The number of people needed to run an ICANN new gTLD (generic Top-Level Domain) Registry can vary significantly, but it is typically not a large in-house team if the registry operator utilizes a backend service provider.
The ICANN gTLD program emphasizes the operational, technical, and financial capability to run a registry, which is a piece of visible Internet infrastructure.
Here's a breakdown of the typical approaches and staffing implications:
1. Using a Registry Backend Service Provider (Common Approach)
Many new gTLD applicants opt to use a specialized Registry Service Provider (RSP) (or "backend provider") to handle the technical and operational heavy lifting.
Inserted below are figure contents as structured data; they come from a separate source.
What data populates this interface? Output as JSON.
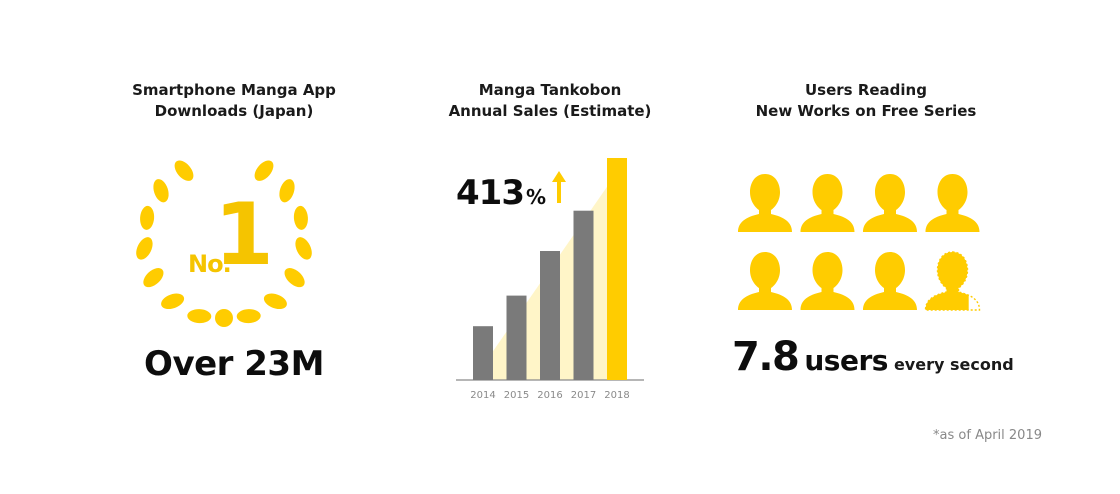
{
  "sections": [
    {
      "title_lines": [
        "Smartphone Manga App",
        "Downloads (Japan)"
      ],
      "rank_prefix": "No.",
      "rank_number": "1",
      "headline": "Over 23M",
      "icon": "laurel-wreath-icon"
    },
    {
      "title_lines": [
        "Manga Tankobon",
        "Annual Sales (Estimate)"
      ],
      "growth_number": "413",
      "growth_unit": "%",
      "icon": "up-arrow-icon"
    },
    {
      "title_lines": [
        "Users Reading",
        "New Works on Free Series"
      ],
      "rate_number": "7.8",
      "rate_unit": "users",
      "rate_suffix": "every second",
      "icon": "person-icon",
      "person_icon_count": 7.8
    }
  ],
  "footnote": "*as of April 2019",
  "colors": {
    "accent": "#FFCC00",
    "bar_gray": "#7a7a7a",
    "highlight_bar": "#FFCC00",
    "triangle_fill": "#FFF5C8"
  },
  "chart_data": {
    "type": "bar",
    "categories": [
      "2014",
      "2015",
      "2016",
      "2017",
      "2018"
    ],
    "values": [
      100,
      157,
      240,
      315,
      413
    ],
    "highlight_index": 4,
    "ylim": [
      0,
      413
    ]
  }
}
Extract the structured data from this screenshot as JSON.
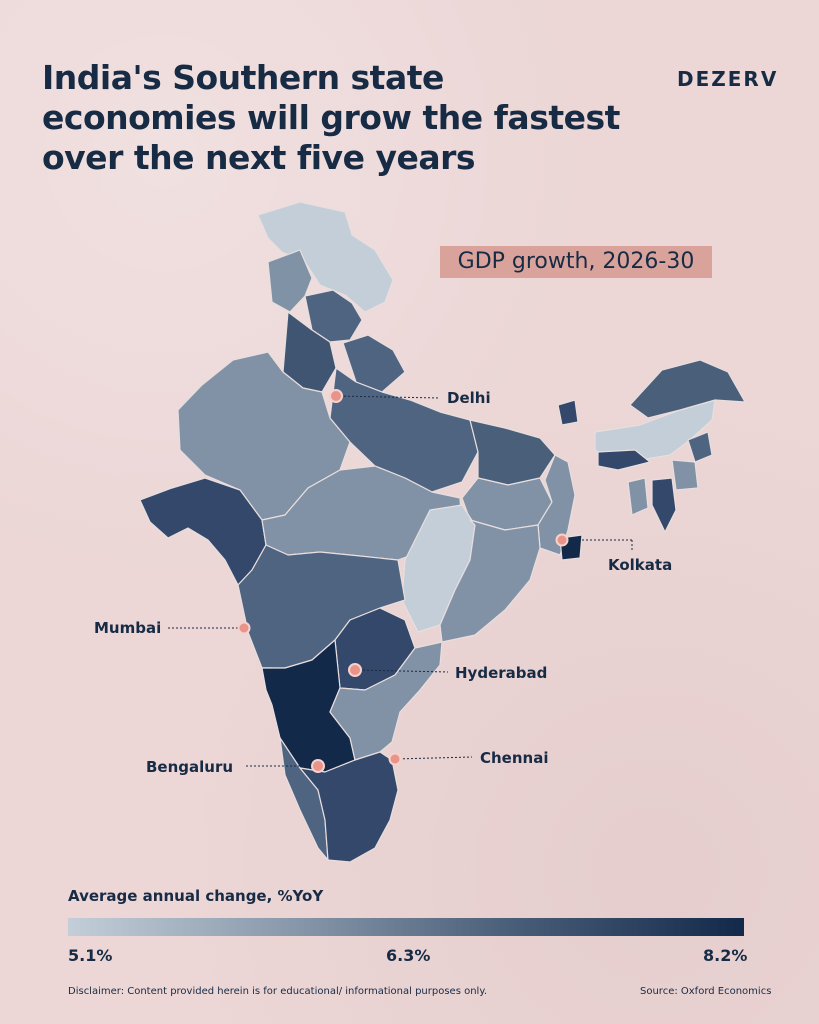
{
  "title": "India's Southern state economies will grow the fastest over the next five years",
  "brand": "DEZERV",
  "badge": "GDP growth, 2026-30",
  "cities": [
    {
      "name": "Delhi"
    },
    {
      "name": "Kolkata"
    },
    {
      "name": "Mumbai"
    },
    {
      "name": "Hyderabad"
    },
    {
      "name": "Bengaluru"
    },
    {
      "name": "Chennai"
    }
  ],
  "legend": {
    "title": "Average annual change, %YoY",
    "min": "5.1%",
    "mid": "6.3%",
    "max": "8.2%"
  },
  "disclaimer": "Disclaimer: Content provided herein is for educational/ informational purposes only.",
  "source": "Source: Oxford Economics",
  "colors": {
    "background": "#ecd6d6",
    "text": "#172b45",
    "badge": "#d9a39b",
    "scale_low": "#c3ced8",
    "scale_high": "#13294a",
    "city_marker": "#e8948a"
  }
}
This greatly reduces the need for extensive in-house technical and development staff.
- Staffing Focus: The in-house team can be smaller and concentrate on business operations, marketing, policy compliance, and registrar relations.
- Core Team Roles: You'd still need people for:
- Management/Strategy
- Legal/Compliance (ensuring adherence to the Registry Agreement and ICANN policies)
- Sales/Marketing
- Customer Support (for registrars, not usually for end-users)
- Estimated Size: A streamlined registry relying on a backend provider could potentially be run by a relatively small team, possibly under 10 full-time employees for the core management and business functions, though this is a simplification and depends entirely on the scale and complexity of the TLD.
2. Operating the Registry In-House (Less Common for New Entrants)
Operating an entire registry platform requires a significant investment in technology and human resources to meet ICANN's strict Service Level Agreements (SLAs), particularly concerning security, stability, and availability (DNS, RDDS/WHOIS, EPP).
- Staffing Focus: This requires substantial technical and operational staff in addition to the business and compliance teams.
- Technical Team Roles:
- DNS/DNSSEC Engineers
- Database Administrators
- System Architects and Network Engineers
- Security Personnel
- Software Developers
- 24/7 Support Staff
- Estimated Size: Running an entire registry system in-house would require a much larger, highly-skilled team—easily tens of people—to manage the infrastructure, development, maintenance, and 24/7 operations and support.
In short, while there is no official minimum staffing number specified by ICANN, the choice between using a backend provider and running it in-house is the biggest determinant of the necessary team size. Most new gTLD operators leverage backend service providers to keep their in-house operational team lean.